Atlantico : Cette théorie est-elle plausible ? Comment se forme le système immunitaire des jeunes enfants ?

Stéphane Gayet : Il faut bien distinguer les allergènes des antigènes. Un antigène est une substance pouvant déclencher une réaction immunitaire.Ce type de réaction est physiologique, c'est-à-dire qu'elle a pour but la protection du corps humain vis-à-vis des agressions, en général de type exogène, donc venant de l'extérieur. La réponse immunitaire cherche à éliminer l'antigène considéré comme néfaste pour notre corps. En matière d'antigène, on pense déjà aux agents infectieux, tels que les virus et les bactéries pathogènes pour l'homme. Prenons l'exemple du virus de la rougeole. Au moment où il pénètre pour la première fois dans le corps d'un enfant, par voie respiratoire, il est perçu comme un antigène indésirable par notre système immunitaire. En fait, ce virus comporte plusieurs antigènes et ils sont essentiellement situés à la surface du virus rougeoleux, en l'occurrence sur l'enveloppe virale. Ce sont les antigènes viraux qui vont déclencher la réponse immunitaire, phénomène d'une grande complexité. Lorsqu'il s'agit du premier contact avec notre corps, la réponse immunitaire est de type primaire, c'est-à-dire qu'elle ne fait pas intervenir la mémoire immunitaire. Cette réaction immunitaire primaire est lente et assez peu efficace, de telle sorte que la maladie infectieuse virale va se réaliser et rendre l'enfant malade, c'est la rougeole maladie. L'enfant finit en général par en guérir et tout rentre dans l'ordre. Mais son système immunitaire garde en mémoire les antigènes du virus rougeoleux. Il en résulte que si l'enfant est de nouveau en contact avec ce virus des années plus tard, la mémoire immunitaire va se réveiller très rapidement et provoquer une réponse immunitaire de type secondaire, qui est rapide et très efficace. L'enfant ne tombera pas malade, on dit qu'il est immunisé : ses cellules de défense vont s'activer pour neutraliser le virus avant que l'infection ne puisse débuter, cela met en jeu en particulier des anticorps qui sont sécrétés en grand nombre dans le cadre de cette réponse immunitaire secondaire. Pendant ces années, la mémoire immunitaire était conservée dans des lymphocytes T à mémoire. Voilà le principe de la mémoire immunitaire et son intérêt.

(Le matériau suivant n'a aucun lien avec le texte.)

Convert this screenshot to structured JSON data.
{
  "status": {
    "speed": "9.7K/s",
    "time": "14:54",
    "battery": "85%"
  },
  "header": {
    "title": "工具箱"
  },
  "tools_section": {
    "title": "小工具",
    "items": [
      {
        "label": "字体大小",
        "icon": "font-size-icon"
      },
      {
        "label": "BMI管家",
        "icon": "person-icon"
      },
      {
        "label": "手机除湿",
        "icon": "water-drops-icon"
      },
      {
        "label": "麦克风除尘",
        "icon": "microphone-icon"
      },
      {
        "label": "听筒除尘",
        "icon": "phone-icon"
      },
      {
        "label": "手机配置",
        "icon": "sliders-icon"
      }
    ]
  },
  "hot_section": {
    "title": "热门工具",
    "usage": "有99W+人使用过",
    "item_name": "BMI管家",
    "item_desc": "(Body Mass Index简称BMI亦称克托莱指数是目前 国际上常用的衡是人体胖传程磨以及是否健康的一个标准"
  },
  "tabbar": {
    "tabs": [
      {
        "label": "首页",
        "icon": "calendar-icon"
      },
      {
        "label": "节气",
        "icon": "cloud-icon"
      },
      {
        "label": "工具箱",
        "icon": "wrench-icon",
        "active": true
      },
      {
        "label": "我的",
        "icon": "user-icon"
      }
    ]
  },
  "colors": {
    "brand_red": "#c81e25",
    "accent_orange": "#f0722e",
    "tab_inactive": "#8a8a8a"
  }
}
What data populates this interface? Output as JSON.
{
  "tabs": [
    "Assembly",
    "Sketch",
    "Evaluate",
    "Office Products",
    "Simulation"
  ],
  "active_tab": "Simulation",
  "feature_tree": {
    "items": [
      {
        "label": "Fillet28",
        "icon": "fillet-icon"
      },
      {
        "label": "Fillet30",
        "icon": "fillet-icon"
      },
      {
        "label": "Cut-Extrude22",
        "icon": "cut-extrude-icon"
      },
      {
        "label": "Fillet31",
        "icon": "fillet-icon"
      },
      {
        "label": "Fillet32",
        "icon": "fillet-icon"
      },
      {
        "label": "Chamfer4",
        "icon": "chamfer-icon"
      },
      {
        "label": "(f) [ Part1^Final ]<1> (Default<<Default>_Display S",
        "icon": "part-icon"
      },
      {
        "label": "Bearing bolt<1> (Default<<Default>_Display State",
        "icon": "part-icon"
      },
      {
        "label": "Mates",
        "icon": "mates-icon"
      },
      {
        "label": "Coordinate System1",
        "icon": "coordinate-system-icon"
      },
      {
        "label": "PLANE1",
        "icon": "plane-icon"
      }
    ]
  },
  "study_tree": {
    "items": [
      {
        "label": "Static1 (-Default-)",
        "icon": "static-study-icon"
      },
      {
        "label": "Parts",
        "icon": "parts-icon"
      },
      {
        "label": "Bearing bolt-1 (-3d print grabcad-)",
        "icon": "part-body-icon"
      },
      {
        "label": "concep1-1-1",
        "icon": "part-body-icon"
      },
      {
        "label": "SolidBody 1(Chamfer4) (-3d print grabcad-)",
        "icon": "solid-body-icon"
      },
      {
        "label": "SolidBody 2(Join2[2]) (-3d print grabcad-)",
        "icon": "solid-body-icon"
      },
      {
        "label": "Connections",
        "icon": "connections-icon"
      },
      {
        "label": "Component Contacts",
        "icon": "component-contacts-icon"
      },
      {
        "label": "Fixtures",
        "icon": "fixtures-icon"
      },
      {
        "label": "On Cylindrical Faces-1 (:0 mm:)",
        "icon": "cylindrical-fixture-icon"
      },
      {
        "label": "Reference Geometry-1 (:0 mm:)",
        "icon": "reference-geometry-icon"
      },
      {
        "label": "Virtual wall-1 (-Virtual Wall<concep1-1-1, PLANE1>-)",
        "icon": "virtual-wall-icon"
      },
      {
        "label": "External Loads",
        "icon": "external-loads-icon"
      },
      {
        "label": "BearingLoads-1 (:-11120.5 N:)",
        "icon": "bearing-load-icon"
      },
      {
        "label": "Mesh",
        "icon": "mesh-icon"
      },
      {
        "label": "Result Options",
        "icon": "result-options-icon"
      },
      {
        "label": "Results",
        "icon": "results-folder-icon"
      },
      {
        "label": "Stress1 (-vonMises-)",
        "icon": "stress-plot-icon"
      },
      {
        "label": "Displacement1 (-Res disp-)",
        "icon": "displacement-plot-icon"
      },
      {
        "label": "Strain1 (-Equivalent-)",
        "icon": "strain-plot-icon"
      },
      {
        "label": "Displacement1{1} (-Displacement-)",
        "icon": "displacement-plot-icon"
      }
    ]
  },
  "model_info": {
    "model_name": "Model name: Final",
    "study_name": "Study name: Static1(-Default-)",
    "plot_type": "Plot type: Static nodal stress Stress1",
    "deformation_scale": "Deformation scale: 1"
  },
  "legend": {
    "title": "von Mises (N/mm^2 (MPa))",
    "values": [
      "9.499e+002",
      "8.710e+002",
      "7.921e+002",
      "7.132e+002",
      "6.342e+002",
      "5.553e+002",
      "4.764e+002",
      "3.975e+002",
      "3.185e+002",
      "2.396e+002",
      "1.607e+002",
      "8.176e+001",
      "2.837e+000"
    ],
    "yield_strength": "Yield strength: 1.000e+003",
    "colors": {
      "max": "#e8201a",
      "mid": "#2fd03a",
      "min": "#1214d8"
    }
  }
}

Mais une réponse immunitaire n'est pas toujours bénéfique. Certains antigènes sont capables d'induire une réaction d'hypersensibilité (allergie) : on les appelle des allergènes. Les allergènes sont souvent de nature non infectieuse (pollens, latex), mais certains sont infectieux (sarcopte de la gale, Candida albicans…). Une allergie est une réponse immunitaire pathologique, c'est-à-dire que les effets qu'elle produit constituent une maladie, la maladie allergique. Toute personne ne développe pas facilement une allergie, cela nécessite une certaine prédisposition, en partie héréditaire (génétiquement déterminée).

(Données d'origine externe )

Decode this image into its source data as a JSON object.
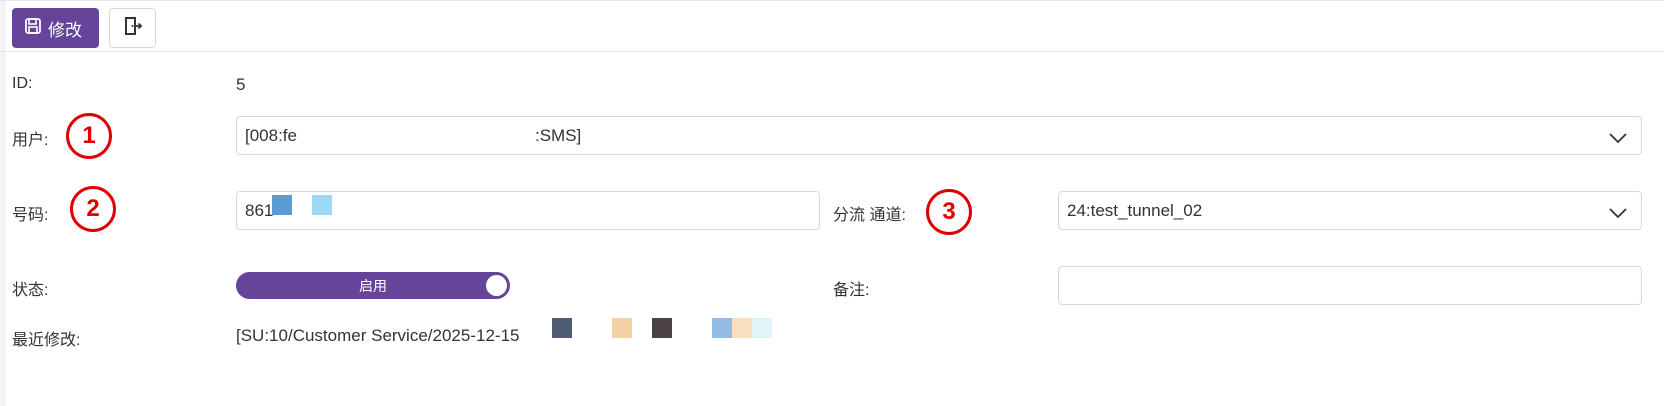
{
  "toolbar": {
    "save_label": "修改",
    "save_icon": "save-icon",
    "exit_icon": "exit-door-icon"
  },
  "form": {
    "id_label": "ID:",
    "id_value": "5",
    "user_label": "用户:",
    "user_value_start": "[008:fe",
    "user_value_end": ":SMS]",
    "phone_label": "号码:",
    "phone_value": "861",
    "channel_label": "分流 通道:",
    "channel_value": "24:test_tunnel_02",
    "status_label": "状态:",
    "status_value": "启用",
    "remark_label": "备注:",
    "remark_value": "",
    "last_modified_label": "最近修改:",
    "last_modified_value": "[SU:10/Customer Service/2025-12-15"
  },
  "annotations": [
    "1",
    "2",
    "3"
  ],
  "colors": {
    "accent": "#66449a",
    "marker": "#e00000"
  }
}
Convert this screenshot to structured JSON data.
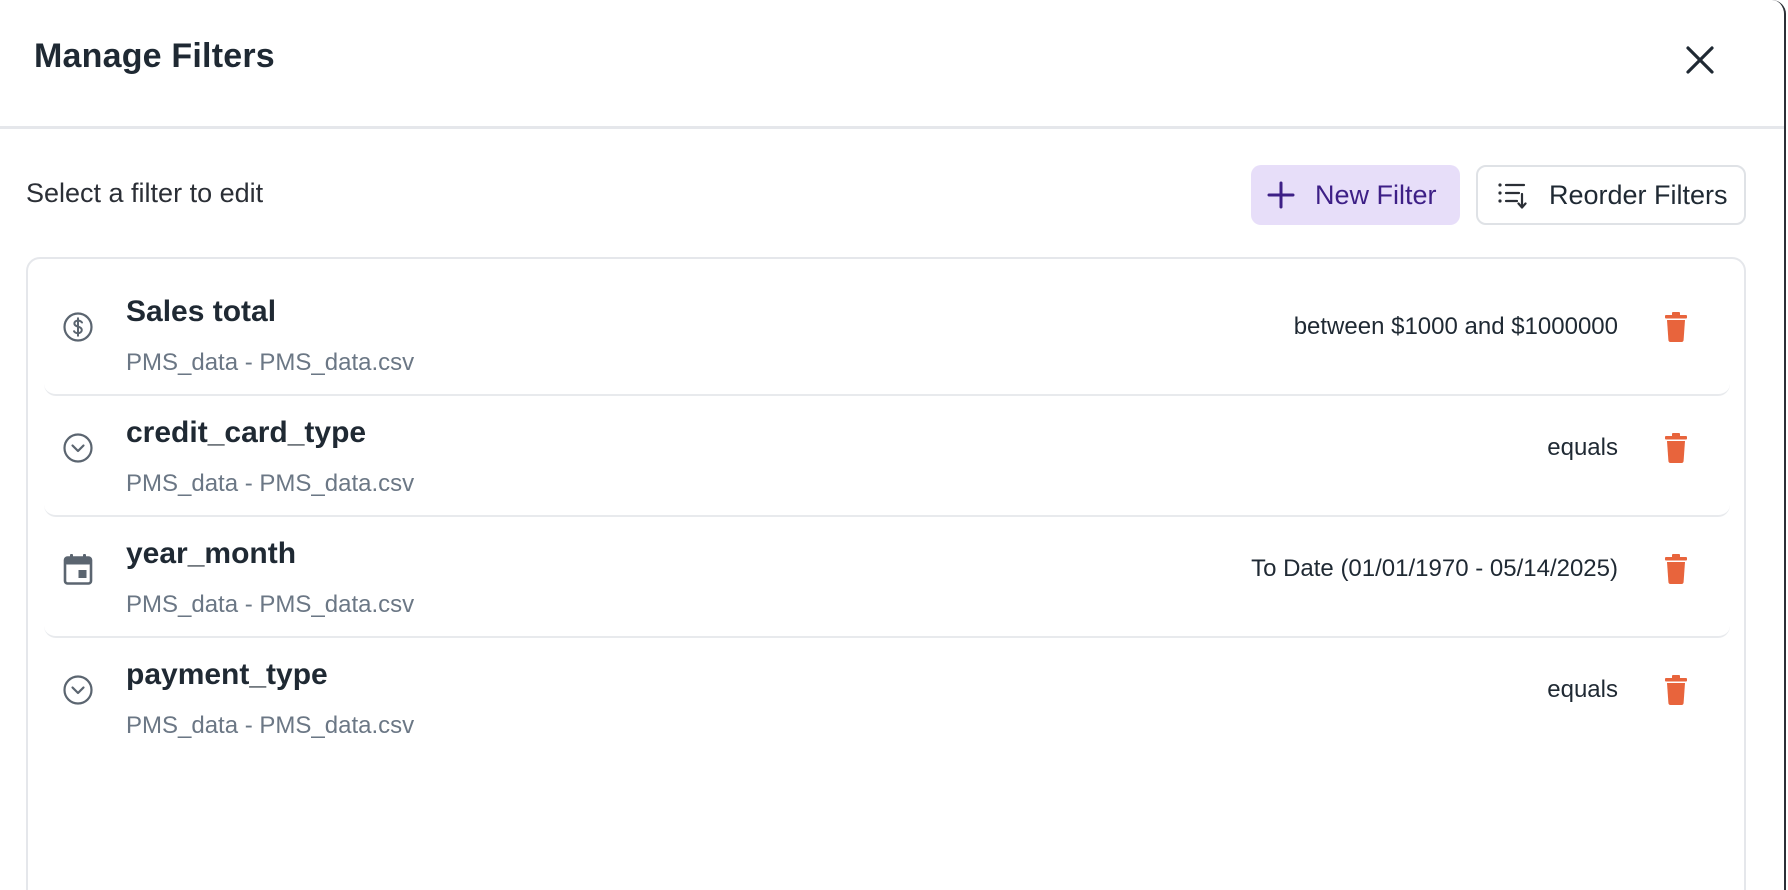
{
  "dialog": {
    "title": "Manage Filters",
    "close_icon": "close-icon"
  },
  "toolbar": {
    "subtitle": "Select a filter to edit",
    "new_filter_label": "New Filter",
    "new_filter_icon": "plus-icon",
    "reorder_label": "Reorder Filters",
    "reorder_icon": "reorder-list-icon"
  },
  "colors": {
    "accent_bg": "#e7def9",
    "accent_text": "#3d1f86",
    "delete": "#e8643c",
    "icon_gray": "#5b6570"
  },
  "filters": [
    {
      "name": "Sales total",
      "source": "PMS_data - PMS_data.csv",
      "condition": "between $1000 and $1000000",
      "icon": "currency-icon"
    },
    {
      "name": "credit_card_type",
      "source": "PMS_data - PMS_data.csv",
      "condition": "equals",
      "icon": "chevron-circle-down-icon"
    },
    {
      "name": "year_month",
      "source": "PMS_data - PMS_data.csv",
      "condition": "To Date (01/01/1970 - 05/14/2025)",
      "icon": "calendar-icon"
    },
    {
      "name": "payment_type",
      "source": "PMS_data - PMS_data.csv",
      "condition": "equals",
      "icon": "chevron-circle-down-icon"
    }
  ]
}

La question posée concerne les antigènes en général. Le système immunitaire d'un enfant met des années à se construire. C'est une lente maturation qui ne se termine véritablement qu'à la fin de l'enfance. Il faut bien distinguer la maturation physiologique du système immunitaire de l'enfant, de son apprentissage. Car, nous l'avons vu, une mémoire immunitaire se constitue jusqu'à l'âge adulte, au fur et à mesure des contacts avec de nouveaux antigènes et de la mise en mémoire qui résulte de chaque nouveau contact. C'est un véritable apprentissage, comme celui de la parole, de la lecture, de l'écriture et de la vie en général. Cette éducation immunitaire est indispensable à la construction d'un être humain en bonne santé. On sait que l'on n'apprend bien qu'avec ses propres expériences : chez un enfant, les chutes, les blessures, les brûlures, les frustrations, les punitions, les coups reçus, etc. sont autant de circonstances qui nourrissent son expérience et le font grandir tout en le fortifiant. En matière de microorganismes, c'est un peu la même chose : l'enfant a besoin de faire ses expériences immunitaires en rencontrant divers antigènes microbiens. C'est indispensable à la construction de son système immunitaire, et rien ne peut remplacer des expériences microbiennes. Il faut protéger l'enfant, mais pas trop, car il doit rencontrer l'adversité pour se fortifier et se développer. C'est vrai des blessures et c'est vrai des microorganismes : il s'agit comme en toute chose de trouver le juste milieu.

Concrètement, quelles sont les maladies concernées, et quels sont les schémas d'exposition les plus favorables ?

Heureusement, la médecine a fait d'énormes progrès depuis le 19e siècle. En particulier, les vaccinations nous évitent de devoir rencontrer certains agents infectieux redoutables, tels que les virus de la poliomyélite, de la rougeole, de l'hépatite B, etc., pour développer une mémoire immunitaire protectrice vis-à-vis de ces agents infectieux. Dans le domaine des bactéries, il faut citer celles de la coqueluche, du tétanos, de la fièvre typhoïde. Mais d'une part, bien des maladies infectieuses ne sont pas évitables par une vaccination, d'autre part, il y a toujours le risque d'être infecté avant d'avoir été vacciné et de plus certains vaccins ont une efficacité variable (grippe).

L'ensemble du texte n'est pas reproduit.